Cette pression n’est certes pas dénuée d’effets vertueux : elle est ainsi déjà motrice d’un resserrement de l’Union européenne, auquel l’Allemagne a dû se convertir, confrontée à l’évidence qu’aucun pays n’est de taille à affronter seul ce défi majeur de préserver la croissance dans un monde considérablement fragilisé. Elle pourrait aussi du même coup lever beaucoup des réserves qui freinaient le financement de grands programmes d’investissement, notamment dans le domaine crucial de la défense de l’environnement. L’impératif d’intégration européenne et l’avènement à grande échelle de l’investissement responsable constituent par conséquent des thèmes renforcés par les circonstances, et que nous avons intégrés dans nos constructions de portefeuille.

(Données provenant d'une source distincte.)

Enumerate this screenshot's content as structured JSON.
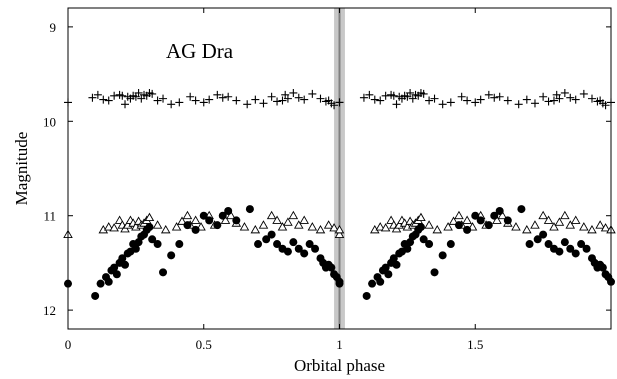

Toutefois, à un horizon difficile à estimer aujourd’hui, la limite de l’exercice risque d’être imposée par la confiance que les monnaies si généreusement dispensées seront encore capables d’inspirer aux investisseurs. Dans le jeu à somme nulle que constitue la concurrence entre les monnaies, il serait présomptueux aujourd’hui d’annoncer d’ores et déjà le vainqueur, le dollar présentant un peu moins chaque jour ses qualités historiques de monnaie refuge. C’est donc le risque d’une défiance plus générale à l’égard des grandes monnaies qu’il y a lieu selon nous de gérer. Nous conservons par conséquent très peu de risques de change dans nos portefeuilles, et nos positions sur les valeurs aurifères répondent au risque de scénario limite sur les monnaies papiers. Et dans le cas où cette inflexion de régime économique s’accompagnerait de la perception d’un changement corrélatif du régime d’inflation, même s’il peut sembler lointain aujourd’hui, alors le prix de l’or ne s’en porterait que mieux par écrasement des taux réels.
Comme tout traumatisme majeur, cette crise sanitaire mutée en crise économique constitue un révélateur implacable de fragilités. Elle souligne la valeur et la nécessité d’une gestion des risques robuste. Elle agit également comme un accélérateur considérable de l’histoire à maints égards. Dans cette précipitation, les acteurs les mieux adaptés à cette nouvelle dynamique verront leur avantage renforcé. L’enjeu des prochains mois consistera à naviguer à travers l’instabilité attendue des marchés, tout en gardant le cap sur les vainqueurs de demain.